La vie monastique est une réponse à un appel particulier de Dieu à chacune des sœurs. « Suis-moi » : cet appel, maintes fois répété dans l’Évangile, se répercute à travers toute l’histoire depuis 2000 ans. Encore aujourd’hui, Dieu appelle des jeunes à tout quitter pour le suivre, Lui. Parmi les multiples formes de vie consacrée présentes dans l’Église, certains sont appelés plus spécialement à se retirer du monde pour se tenir en présence de Dieu et intercéder pour tous les hommes.

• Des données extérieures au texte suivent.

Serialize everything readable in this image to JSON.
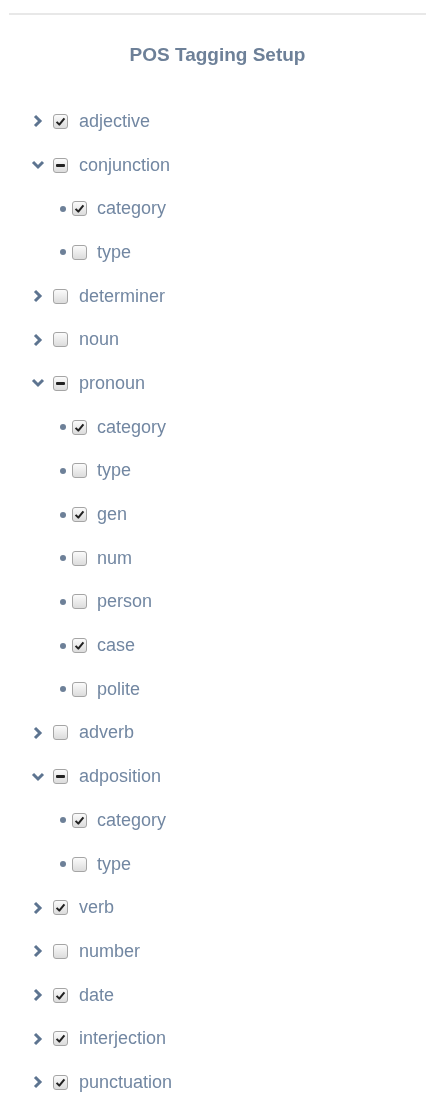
{
  "title": "POS Tagging Setup",
  "tree": [
    {
      "label": "adjective",
      "checked": true,
      "mixed": false,
      "expanded": false
    },
    {
      "label": "conjunction",
      "checked": false,
      "mixed": true,
      "expanded": true,
      "children": [
        {
          "label": "category",
          "checked": true
        },
        {
          "label": "type",
          "checked": false
        }
      ]
    },
    {
      "label": "determiner",
      "checked": false,
      "mixed": false,
      "expanded": false
    },
    {
      "label": "noun",
      "checked": false,
      "mixed": false,
      "expanded": false
    },
    {
      "label": "pronoun",
      "checked": false,
      "mixed": true,
      "expanded": true,
      "children": [
        {
          "label": "category",
          "checked": true
        },
        {
          "label": "type",
          "checked": false
        },
        {
          "label": "gen",
          "checked": true
        },
        {
          "label": "num",
          "checked": false
        },
        {
          "label": "person",
          "checked": false
        },
        {
          "label": "case",
          "checked": true
        },
        {
          "label": "polite",
          "checked": false
        }
      ]
    },
    {
      "label": "adverb",
      "checked": false,
      "mixed": false,
      "expanded": false
    },
    {
      "label": "adposition",
      "checked": false,
      "mixed": true,
      "expanded": true,
      "children": [
        {
          "label": "category",
          "checked": true
        },
        {
          "label": "type",
          "checked": false
        }
      ]
    },
    {
      "label": "verb",
      "checked": true,
      "mixed": false,
      "expanded": false
    },
    {
      "label": "number",
      "checked": false,
      "mixed": false,
      "expanded": false
    },
    {
      "label": "date",
      "checked": true,
      "mixed": false,
      "expanded": false
    },
    {
      "label": "interjection",
      "checked": true,
      "mixed": false,
      "expanded": false
    },
    {
      "label": "punctuation",
      "checked": true,
      "mixed": false,
      "expanded": false
    }
  ]
}
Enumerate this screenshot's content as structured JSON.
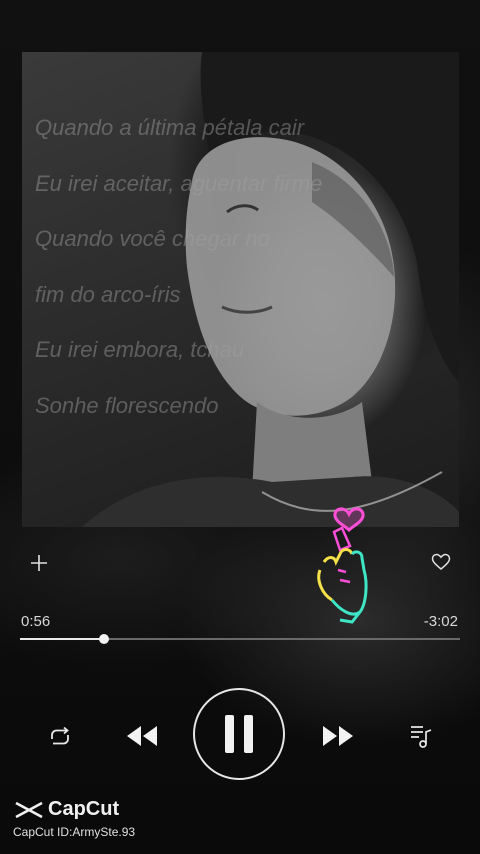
{
  "lyrics": [
    "Quando a última pétala cair",
    "Eu irei aceitar, aguentar firme",
    "Quando você chegar no",
    "fim do arco-íris",
    "Eu irei embora, tchau",
    "Sonhe florescendo"
  ],
  "player": {
    "elapsed": "0:56",
    "remaining": "-3:02",
    "progress": 0.19
  },
  "watermark": {
    "brand": "CapCut",
    "id_text": "CapCut ID:ArmySte.93"
  },
  "icons": {
    "add": "plus-icon",
    "like": "heart-icon",
    "sticker": "finger-heart-icon",
    "repeat": "repeat-icon",
    "previous": "rewind-icon",
    "pause": "pause-icon",
    "next": "fast-forward-icon",
    "queue": "playlist-icon"
  },
  "colors": {
    "accent": "#e8e8e8",
    "neon_pink": "#ff4fd8",
    "neon_yellow": "#f5e04a",
    "neon_teal": "#3ee6c6"
  }
}
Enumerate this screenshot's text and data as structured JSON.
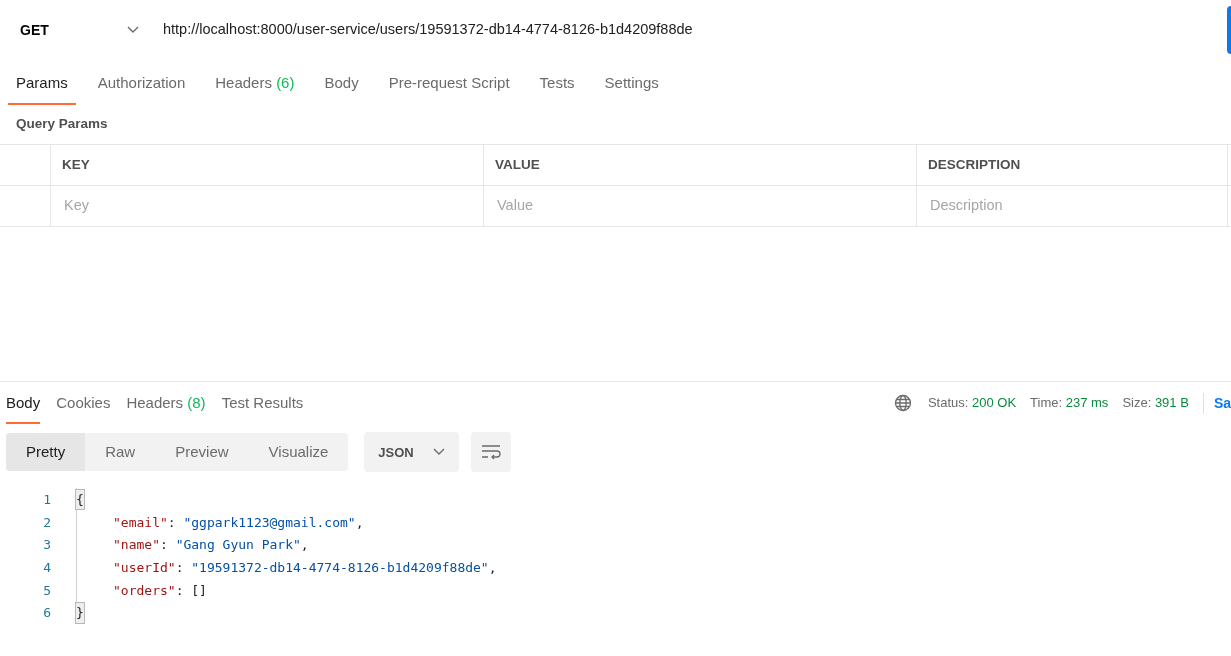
{
  "request": {
    "method": "GET",
    "url": "http://localhost:8000/user-service/users/19591372-db14-4774-8126-b1d4209f88de"
  },
  "request_tabs": [
    {
      "label": "Params",
      "selected": true
    },
    {
      "label": "Authorization",
      "selected": false
    },
    {
      "label": "Headers",
      "count": "(6)",
      "selected": false
    },
    {
      "label": "Body",
      "selected": false
    },
    {
      "label": "Pre-request Script",
      "selected": false
    },
    {
      "label": "Tests",
      "selected": false
    },
    {
      "label": "Settings",
      "selected": false
    }
  ],
  "query_params": {
    "title": "Query Params",
    "columns": [
      "KEY",
      "VALUE",
      "DESCRIPTION"
    ],
    "placeholders": [
      "Key",
      "Value",
      "Description"
    ]
  },
  "response_tabs": [
    {
      "label": "Body",
      "selected": true
    },
    {
      "label": "Cookies",
      "selected": false
    },
    {
      "label": "Headers",
      "count": "(8)",
      "selected": false
    },
    {
      "label": "Test Results",
      "selected": false
    }
  ],
  "status": [
    {
      "label": "Status:",
      "value": "200 OK"
    },
    {
      "label": "Time:",
      "value": "237 ms"
    },
    {
      "label": "Size:",
      "value": "391 B"
    }
  ],
  "save_button": "Sa",
  "view_modes": [
    {
      "label": "Pretty",
      "selected": true
    },
    {
      "label": "Raw",
      "selected": false
    },
    {
      "label": "Preview",
      "selected": false
    },
    {
      "label": "Visualize",
      "selected": false
    }
  ],
  "format": "JSON",
  "code_lines": [
    {
      "number": "1",
      "indented": false,
      "tokens": [
        {
          "kind": "brace",
          "text": "{"
        }
      ]
    },
    {
      "number": "2",
      "indented": true,
      "tokens": [
        {
          "kind": "key",
          "text": "\"email\""
        },
        {
          "kind": "punct",
          "text": ": "
        },
        {
          "kind": "string",
          "text": "\"ggpark1123@gmail.com\""
        },
        {
          "kind": "punct",
          "text": ","
        }
      ]
    },
    {
      "number": "3",
      "indented": true,
      "tokens": [
        {
          "kind": "key",
          "text": "\"name\""
        },
        {
          "kind": "punct",
          "text": ": "
        },
        {
          "kind": "string",
          "text": "\"Gang Gyun Park\""
        },
        {
          "kind": "punct",
          "text": ","
        }
      ]
    },
    {
      "number": "4",
      "indented": true,
      "tokens": [
        {
          "kind": "key",
          "text": "\"userId\""
        },
        {
          "kind": "punct",
          "text": ": "
        },
        {
          "kind": "string",
          "text": "\"19591372-db14-4774-8126-b1d4209f88de\""
        },
        {
          "kind": "punct",
          "text": ","
        }
      ]
    },
    {
      "number": "5",
      "indented": true,
      "tokens": [
        {
          "kind": "key",
          "text": "\"orders\""
        },
        {
          "kind": "punct",
          "text": ": "
        },
        {
          "kind": "array",
          "text": "[]"
        }
      ]
    },
    {
      "number": "6",
      "indented": false,
      "tokens": [
        {
          "kind": "brace",
          "text": "}"
        }
      ]
    }
  ]
}
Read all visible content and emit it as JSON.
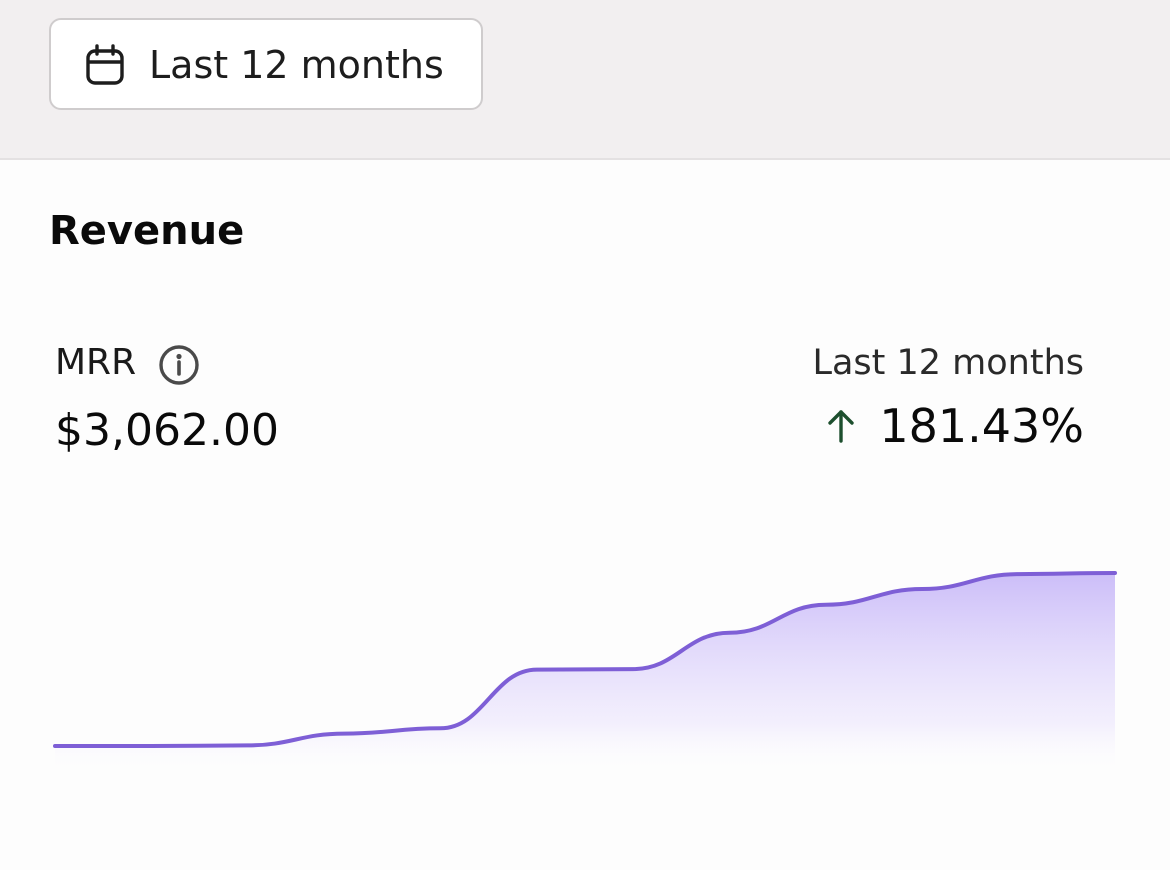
{
  "range_selector": {
    "label": "Last 12 months",
    "icon": "calendar-icon"
  },
  "card": {
    "title": "Revenue"
  },
  "metric": {
    "label": "MRR",
    "info_icon": "info-icon",
    "value": "$3,062.00"
  },
  "comparison": {
    "period": "Last 12 months",
    "direction_icon": "arrow-up-icon",
    "change": "181.43%"
  },
  "colors": {
    "line": "#7e5fd6",
    "area_top": "#c9baf8",
    "up_arrow": "#1d4f2e"
  },
  "chart_data": {
    "type": "area",
    "title": "",
    "xlabel": "",
    "ylabel": "",
    "grid": false,
    "x": [
      1,
      2,
      3,
      4,
      5,
      6,
      7,
      8,
      9,
      10,
      11,
      12
    ],
    "values": [
      1088,
      1088,
      1095,
      1230,
      1290,
      1960,
      1965,
      2380,
      2700,
      2880,
      3050,
      3062
    ],
    "ylim": [
      0,
      3062
    ]
  }
}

Les sœurs bernardines mènent la vie contemplative selon la Règle de saint Benoît, dans le sillage de la tradition cistercienne.

 

Pour saint Benoît, le premier « travail » du moine et de la moniale est l’office divin, prière qui réunit les sœurs à intervalles réguliers, de l’office de nuit – Matines – jusqu’au dernier office du jour – Complies. Le cœur de l’office liturgique étant la Messe quotidienne de 6h45.

 

À chaque office, les moniales se tiennent devant le Seigneur, présent dans le tabernacle, pour le louer, lui rendre gloire et prier pour le salut du monde.

 

 

 

 

 

Les sœurs réservent également chaque jour un temps à la lectio divina, lecture de la Bible et de livres qui les guident et les éclairent dans leur recherche de Dieu. La lectio divina dispose à la prière et soutient la vie d’union à Dieu.

 

La prière personnelle à l’église, l’oraison, où chaque sœur retrouve Celui à qui elle a donné sa vie, est une rencontre personnelle avec le Christ, cœur de la vie monastique. Les sœurs passent du temps à l’église pour intensifier ces liens avec le Christ et lui confier ceux qu’elles portent dans le cœur.

 

Ces piliers de la journée monastique – prière et lecture – forment un ensemble harmonieux et équilibré avec le travail et prennent ainsi corps dans l’ordinaire de la vie quotidienne.

 

 

 

 

Selon saint Benoît, le moine doit vivre du travail de ses mains. À Chambarand, la communauté a pu développer un laboratoire de produits cosmétiques en collaboration avec l’abbaye trappiste de Novy Dvur, en République tchèque. Mais le travail, c’est également tous les impératifs de la vie commune : cuisine, ménage, lessive, comptabilité, etc., sans oublier les activités en extérieur : potager, jardins, verger…

 

La vie commune, chère à la tradition bénédictine et cistercienne, est à la fois pour chacune un soutien et une occasion d’efforts personnels, inhérents à toute vie chrétienne. Ainsi, les sœurs vivent en commun la majeure partie de leurs activités, prennent leurs repas au réfectoire, font la lectio dans une salle commune de lecture, le scriptorium, dorment en dortoir, travaillent ensemble... Cette vie commune est vécue dans un climat de silence, sur un fond de bonne humeur et de joie.